Last year some high schools developed their own prom dress programs where homecoming dresses were donated for students to use or seniors donated gowns that could be rented for a small fee.

"But it's a real hard thing," Conser said. "You're in high school. You don't want to tell all your friends that you borrowed some dress for prom."

The idea with Aly's Prom Closet is that nobody has to know.

A simple idea

Stuart Gordon, executive director for Family Counseling Service in Reno, began the Reno program after hearing from foster parents who wanted to send their foster children to prom but couldn't because they didn't have the money.

Gordon began collecting dresses, word of the program spread and volunteers came forward to help out.

In Las Vegas, Consumer Credit Counseling, an affiliate of Reno's Family Counseling Service, is serving as the Las Vegas Aly's Prom Closet nonprofit group.

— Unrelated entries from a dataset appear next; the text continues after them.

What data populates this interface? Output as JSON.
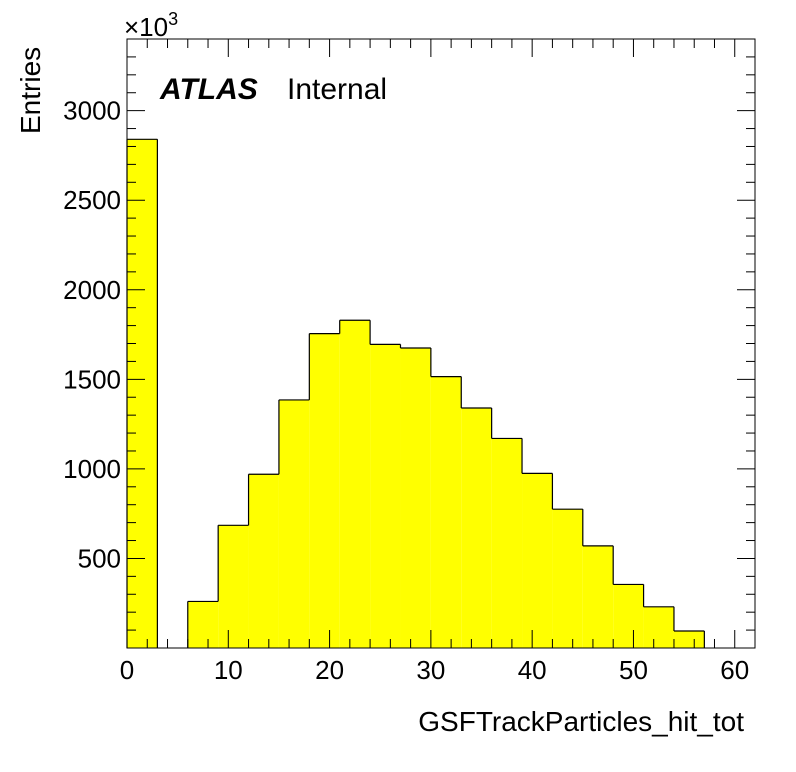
{
  "chart_data": {
    "type": "bar",
    "histogram": true,
    "bin_edges": [
      0,
      3,
      6,
      9,
      12,
      15,
      18,
      21,
      24,
      27,
      30,
      33,
      36,
      39,
      42,
      45,
      48,
      51,
      54,
      57,
      60
    ],
    "values": [
      2840,
      0,
      260,
      685,
      970,
      1385,
      1755,
      1830,
      1695,
      1675,
      1515,
      1340,
      1170,
      975,
      775,
      570,
      355,
      230,
      95,
      0
    ],
    "xlabel": "GSFTrackParticles_hit_tot",
    "ylabel": "Entries",
    "xlim": [
      0,
      62
    ],
    "ylim": [
      0,
      3400
    ],
    "x_ticks": [
      "0",
      "10",
      "20",
      "30",
      "40",
      "50",
      "60"
    ],
    "y_ticks": [
      "500",
      "1000",
      "1500",
      "2000",
      "2500",
      "3000"
    ],
    "y_multiplier": "×10",
    "y_multiplier_exp": "3",
    "fill_color": "#ffff00",
    "line_color": "#000000",
    "grid": false,
    "legend": "none",
    "label_bold": "ATLAS",
    "label_plain": "Internal"
  }
}
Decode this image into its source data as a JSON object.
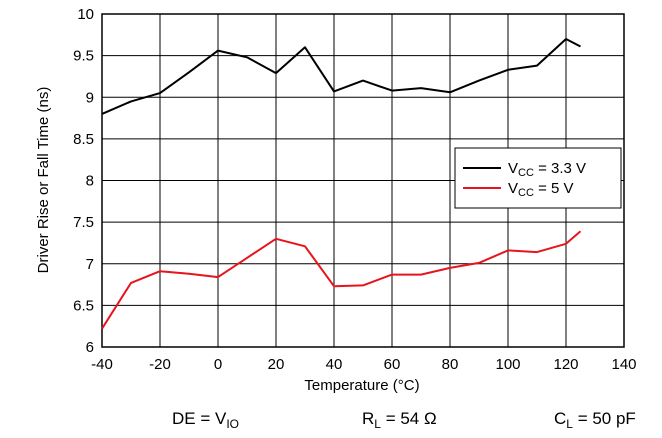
{
  "chart_data": {
    "type": "line",
    "xlabel": "Temperature (°C)",
    "ylabel": "Driver Rise or Fall Time (ns)",
    "xlim": [
      -40,
      140
    ],
    "ylim": [
      6,
      10
    ],
    "xticks": [
      "-40",
      "-20",
      "0",
      "20",
      "40",
      "60",
      "80",
      "100",
      "120",
      "140"
    ],
    "yticks": [
      "6",
      "6.5",
      "7",
      "7.5",
      "8",
      "8.5",
      "9",
      "9.5",
      "10"
    ],
    "grid": true,
    "legend_position": "right",
    "series": [
      {
        "name_main": "V",
        "name_sub": "CC",
        "name_rest": " = 3.3 V",
        "color": "#000000",
        "x": [
          -40,
          -30,
          -20,
          -10,
          0,
          10,
          20,
          30,
          40,
          50,
          60,
          70,
          80,
          90,
          100,
          110,
          120,
          125
        ],
        "y": [
          8.8,
          8.95,
          9.05,
          9.3,
          9.56,
          9.48,
          9.29,
          9.6,
          9.07,
          9.2,
          9.08,
          9.11,
          9.06,
          9.2,
          9.33,
          9.38,
          9.7,
          9.61
        ]
      },
      {
        "name_main": "V",
        "name_sub": "CC",
        "name_rest": " = 5 V",
        "color": "#e8141d",
        "x": [
          -40,
          -30,
          -20,
          -10,
          0,
          10,
          20,
          30,
          40,
          50,
          60,
          70,
          80,
          90,
          100,
          110,
          120,
          125
        ],
        "y": [
          6.22,
          6.77,
          6.91,
          6.88,
          6.84,
          7.07,
          7.3,
          7.21,
          6.73,
          6.74,
          6.87,
          6.87,
          6.95,
          7.01,
          7.16,
          7.14,
          7.24,
          7.39
        ]
      }
    ]
  },
  "conditions": [
    {
      "main": "DE = V",
      "sub": "IO",
      "rest": ""
    },
    {
      "main": "R",
      "sub": "L",
      "rest": " = 54 Ω"
    },
    {
      "main": "C",
      "sub": "L",
      "rest": " = 50 pF"
    }
  ]
}
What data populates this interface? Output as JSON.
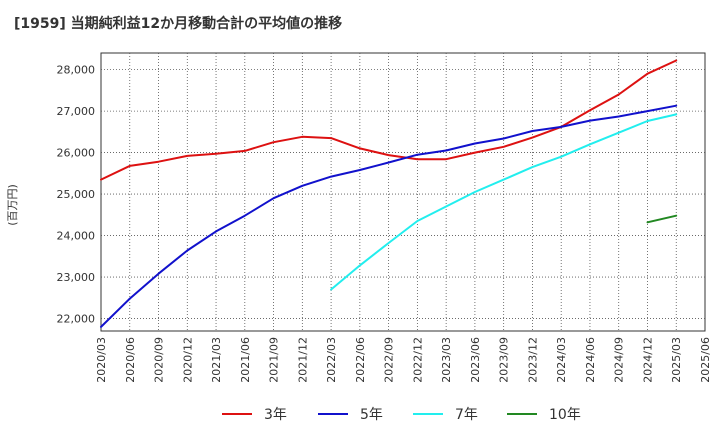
{
  "chart_data": {
    "type": "line",
    "title": "[1959]  当期純利益12か月移動合計の平均値の推移",
    "ylabel": "(百万円)",
    "xlabel": "",
    "ylim": [
      21700,
      28400
    ],
    "yticks": [
      22000,
      23000,
      24000,
      25000,
      26000,
      27000,
      28000
    ],
    "ytick_labels": [
      "22,000",
      "23,000",
      "24,000",
      "25,000",
      "26,000",
      "27,000",
      "28,000"
    ],
    "xticks": [
      "2020/03",
      "2020/06",
      "2020/09",
      "2020/12",
      "2021/03",
      "2021/06",
      "2021/09",
      "2021/12",
      "2022/03",
      "2022/06",
      "2022/09",
      "2022/12",
      "2023/03",
      "2023/06",
      "2023/09",
      "2023/12",
      "2024/03",
      "2024/06",
      "2024/09",
      "2024/12",
      "2025/03",
      "2025/06"
    ],
    "grid": true,
    "legend_position": "bottom",
    "series": [
      {
        "name": "3年",
        "color": "#dd1111",
        "x": [
          "2020/03",
          "2020/06",
          "2020/09",
          "2020/12",
          "2021/03",
          "2021/06",
          "2021/09",
          "2021/12",
          "2022/03",
          "2022/06",
          "2022/09",
          "2022/12",
          "2023/03",
          "2023/06",
          "2023/09",
          "2023/12",
          "2024/03",
          "2024/06",
          "2024/09",
          "2024/12",
          "2025/03"
        ],
        "values": [
          25350,
          25680,
          25780,
          25920,
          25970,
          26040,
          26250,
          26380,
          26350,
          26100,
          25940,
          25840,
          25840,
          26000,
          26140,
          26360,
          26620,
          27020,
          27400,
          27900,
          28220
        ]
      },
      {
        "name": "5年",
        "color": "#1111cc",
        "x": [
          "2020/03",
          "2020/06",
          "2020/09",
          "2020/12",
          "2021/03",
          "2021/06",
          "2021/09",
          "2021/12",
          "2022/03",
          "2022/06",
          "2022/09",
          "2022/12",
          "2023/03",
          "2023/06",
          "2023/09",
          "2023/12",
          "2024/03",
          "2024/06",
          "2024/09",
          "2024/12",
          "2025/03"
        ],
        "values": [
          21800,
          22480,
          23080,
          23640,
          24100,
          24480,
          24900,
          25200,
          25420,
          25580,
          25760,
          25950,
          26050,
          26220,
          26340,
          26520,
          26620,
          26770,
          26870,
          27000,
          27130
        ]
      },
      {
        "name": "7年",
        "color": "#22eeee",
        "x": [
          "2022/03",
          "2022/06",
          "2022/09",
          "2022/12",
          "2023/03",
          "2023/06",
          "2023/09",
          "2023/12",
          "2024/03",
          "2024/06",
          "2024/09",
          "2024/12",
          "2025/03"
        ],
        "values": [
          22700,
          23280,
          23820,
          24350,
          24700,
          25050,
          25350,
          25650,
          25900,
          26200,
          26480,
          26760,
          26920
        ]
      },
      {
        "name": "10年",
        "color": "#228822",
        "x": [
          "2024/12",
          "2025/03"
        ],
        "values": [
          24320,
          24480
        ]
      }
    ]
  }
}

"It's such a simple idea," said Becky Blank, Christiansen's mom and volunteer for Reno Aly's Prom Closet. "It lets those kids who don't feel like everyone else, feel normal, even for one night.

"When you think of it. There's got to be hundreds of kids who don't go. Everybody remembers their prom, whether it was good or bad. Everybody should be able to go."

In Reno, Blank said, one family drove in from Fallon because the father had lost his job and there was no way they could buy a dress for the daughter.

On Blank's first day of volunteering, she said a teenage girl came in to receive a dress, turned to Blank and said, "I could never even look at a dress like this."

Now in its second year, it has its own retail space and website. Tuxedos, dresses, shoes, jewelry, makeup and alterations are available. Gift certificates are donated for dinners for two.

"Originally (Stuart) was thinking of the foster kids," Blank said. "Where we're at now is that we're moving in every high school here."

Gary Chaires, head counselor at Basic High School, where some of the students are at poverty level, said he expects the program to reach out to a lot of Las Vegas students.

"We want to make it as unintimidating as we can," Chaires said. "There's a lot of single parents and parents out of work. And because of the way the economy has turned ... I can see something like this being really valuable."